I tried an alterative scaling factor - (1.0 x-axis and 1.5 y-axis). I detected more bounding-boxes per car, but it did not improve overall accuracy. Since decreasing the scaling factor can slow down the pipeline, I went with the default scaling factor of 1.5 for the x and y axes.

alt text

2. Show some examples of test images to demonstrate how your pipeline is working.

What did you do to optimize the performance of your classifier?

Ultimately, I searched used all three YCrCb color channels to gather HOG features plus spatially binned color and histograms of color in the feature vector, which provided a nice result.

Here are some example images:

alt text

Video Implementation

1. Provide a link to your final video output. Your pipeline should perform reasonably well on the entire project video (somewhat wobbly or unstable bounding boxes are ok as long as you are identifying the vehicles most of the time with minimal false positives.)

Here is my video.

2. Describe how (and identify where in your code) you implemented some kind of filter for false positives and some method for combining overlapping bounding boxes.

From the set of positive detections, I sum them together to create a heatmap. I apply a threhold to this heatmap to avoid false positive detections. Then, I add this heatmap to a deque that tracks a series of heatmap frames. This deque creates a moving average of the 30 video frames. To identify the vehicle positions, I take the mean of the images in the deque. I also threshold this mean image to ignore detections that did not appear in at least 40% of the deque's frames. I then used scipy.ndimage.measurements.label() to identify individual blobs in the heatmap. I constructed bounding boxes to cover the area of each blob detected.

The first threshold avoids obvious false positives. I uses a large frame buffer to track the car better when the pipeline misses the car in the frame. The second threshold avoids any false positives the buffer may accumulate over time. This setup works well at avoiding false postives and false negatives in the video.

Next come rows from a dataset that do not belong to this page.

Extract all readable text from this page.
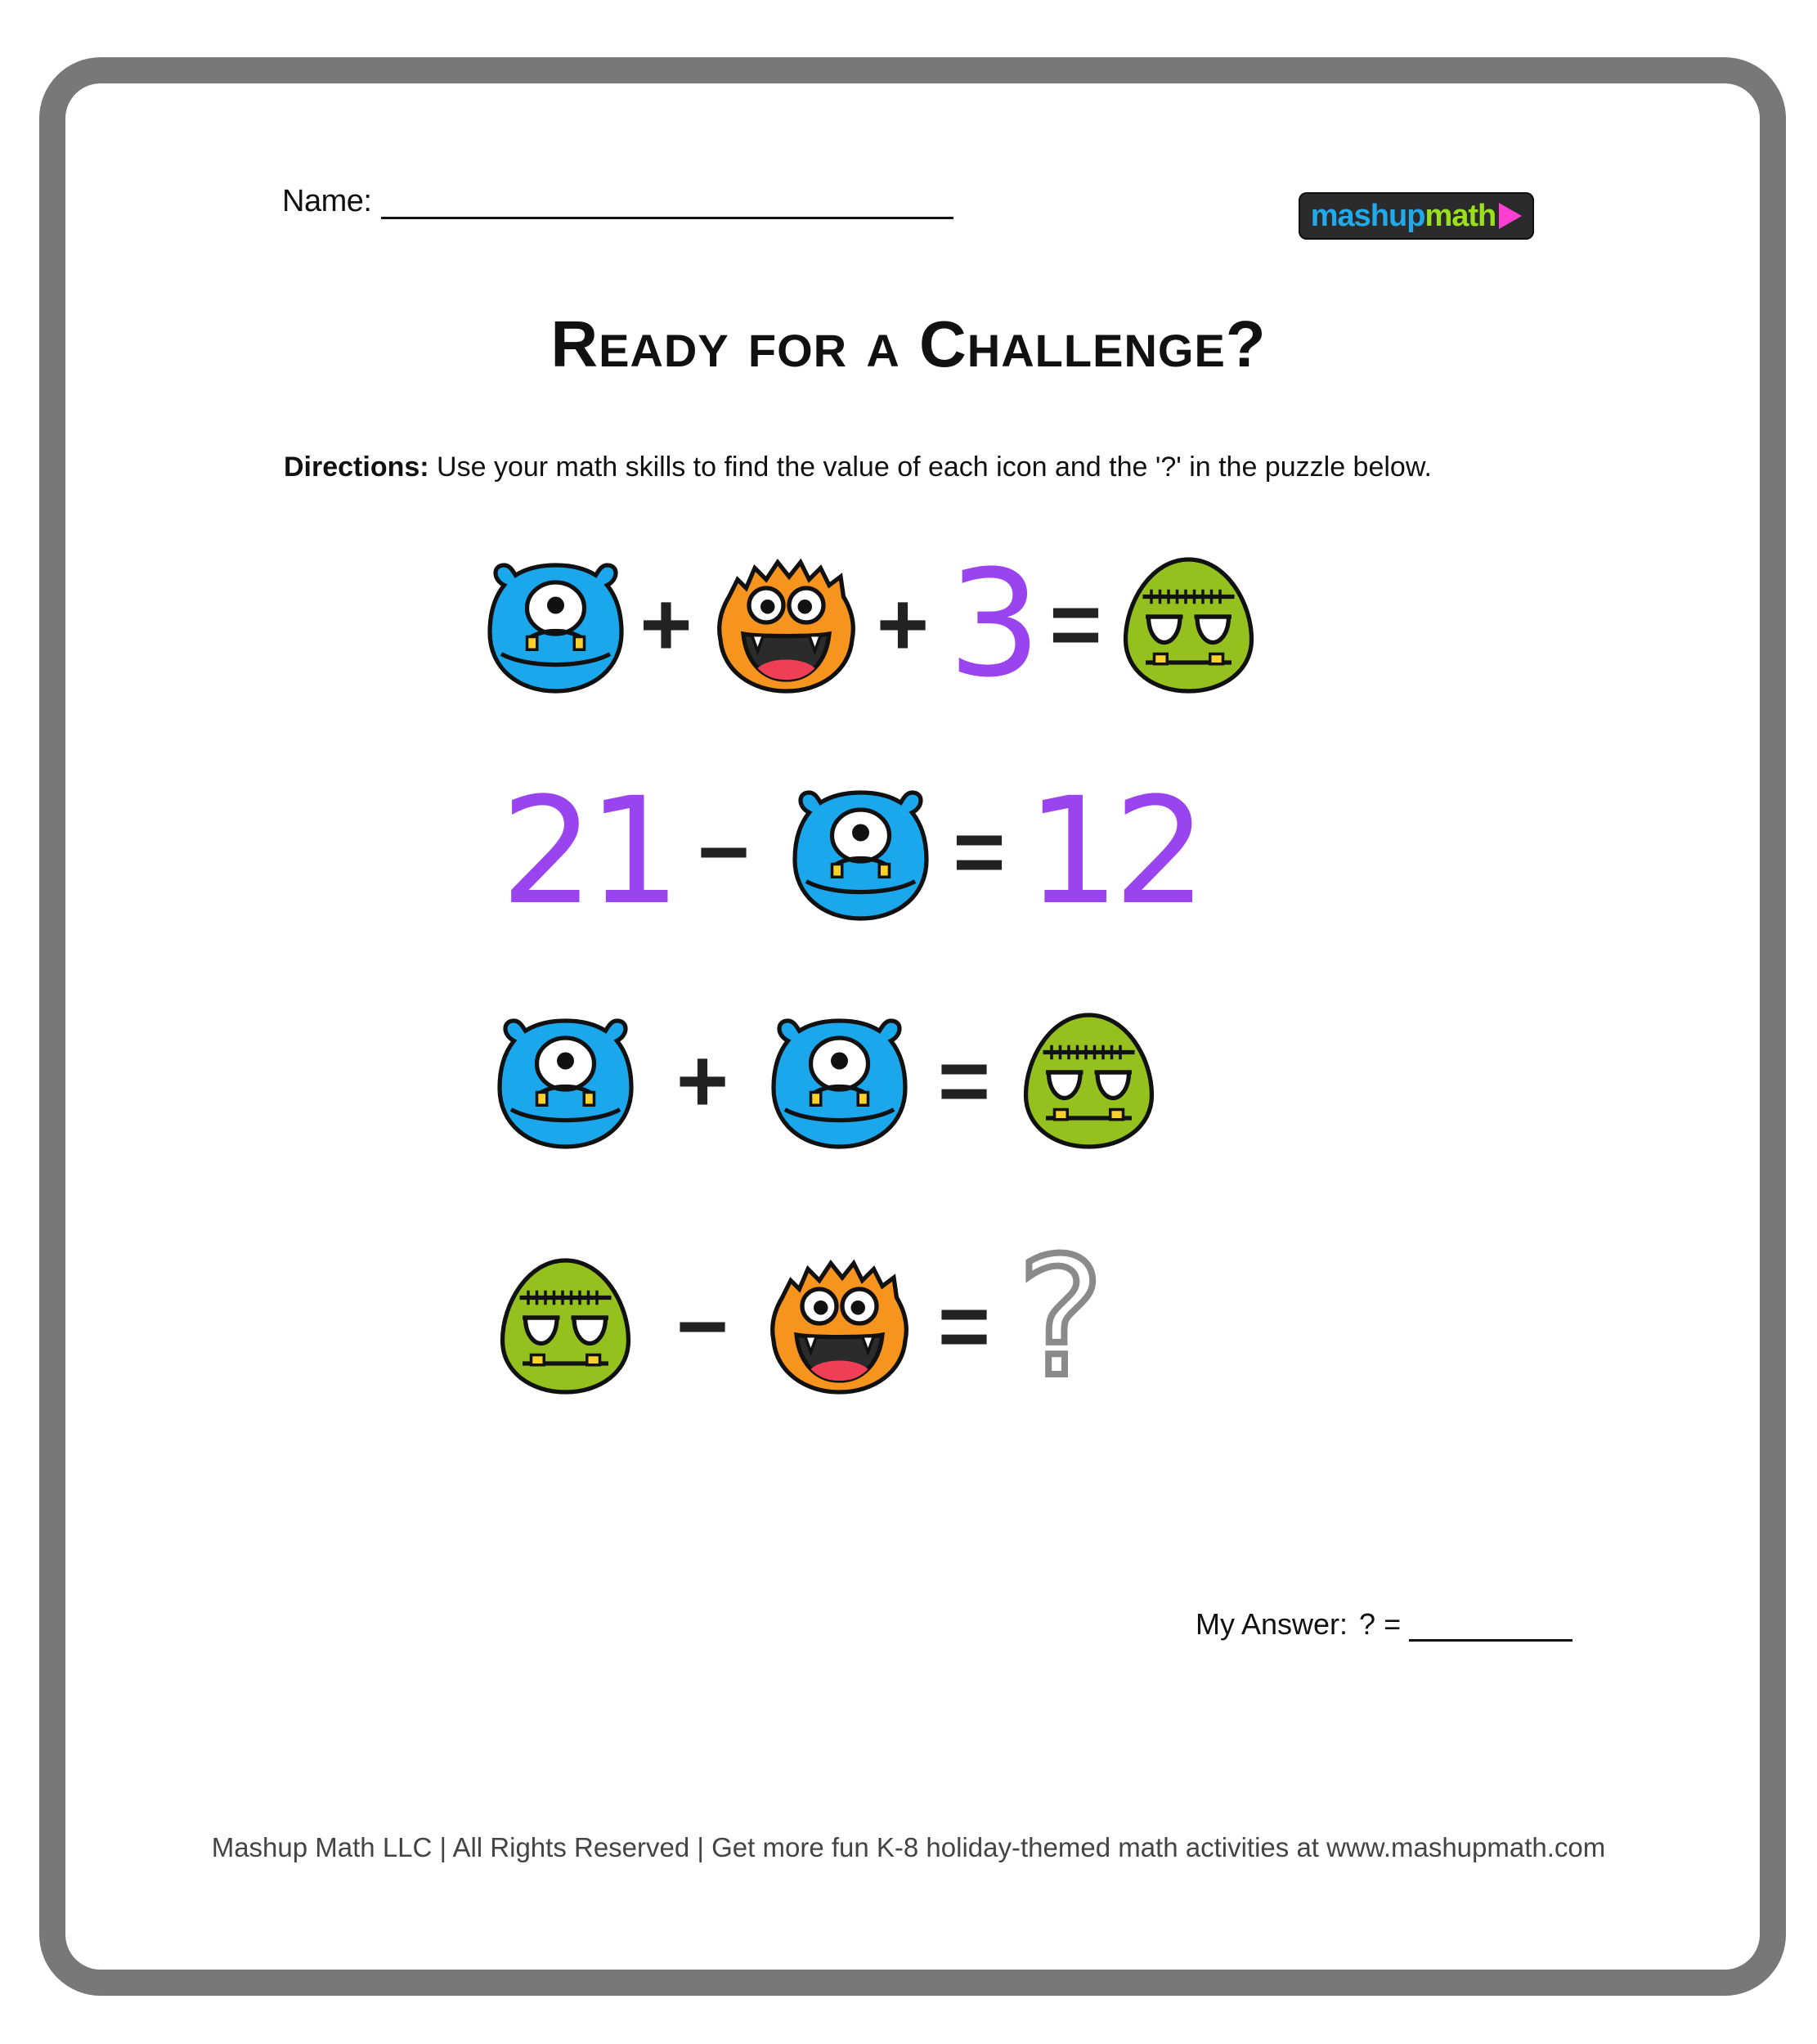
Name:	mashup math
Ready for a Challenge?
Directions: Use your math skills to find the value of each icon and the '?' in the puzzle below.
+ + 3 =
21 − = 12
+	=
−	= ?
My Answer: ? =
Mashup Math LLC | All Rights Reserved | Get more fun K-8 holiday-themed math activities at www.mashupmath.com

Here are six frames and their corresponding heatmaps:

alt text

Here is the output of scipy.ndimage.measurements.label() on the integrated heatmap from all six frames:

alt text

Here the resulting bounding boxes are drawn onto the last frame in the series:

alt text


Discussion

1. Briefly discuss any problems / issues you faced in your implementation of this project. Where will your pipeline likely fail? What could you do to make it more robust?

  • False Negatives - My pipeline still loses a car for a couple of frames when it is obviously visible. I tried to lower my filter's threshold, but this lead to more false positives. I decide that it was better to tradeoff a few missing frames to avoid any false positives.

  • Bounding Box Lag - My pipeline uses a large frame buffer to track the cars smoothly. However, the bounding box misses the front of the car and captures the open space just behind the car. The centroid of the car is cover well, but it is not a perfect match.

Perhaps, a Kalman Filter can track the position and velocity of the car, which could predict the next position of the car. It would solve both problems of False Negatives and the lag in the bounding box.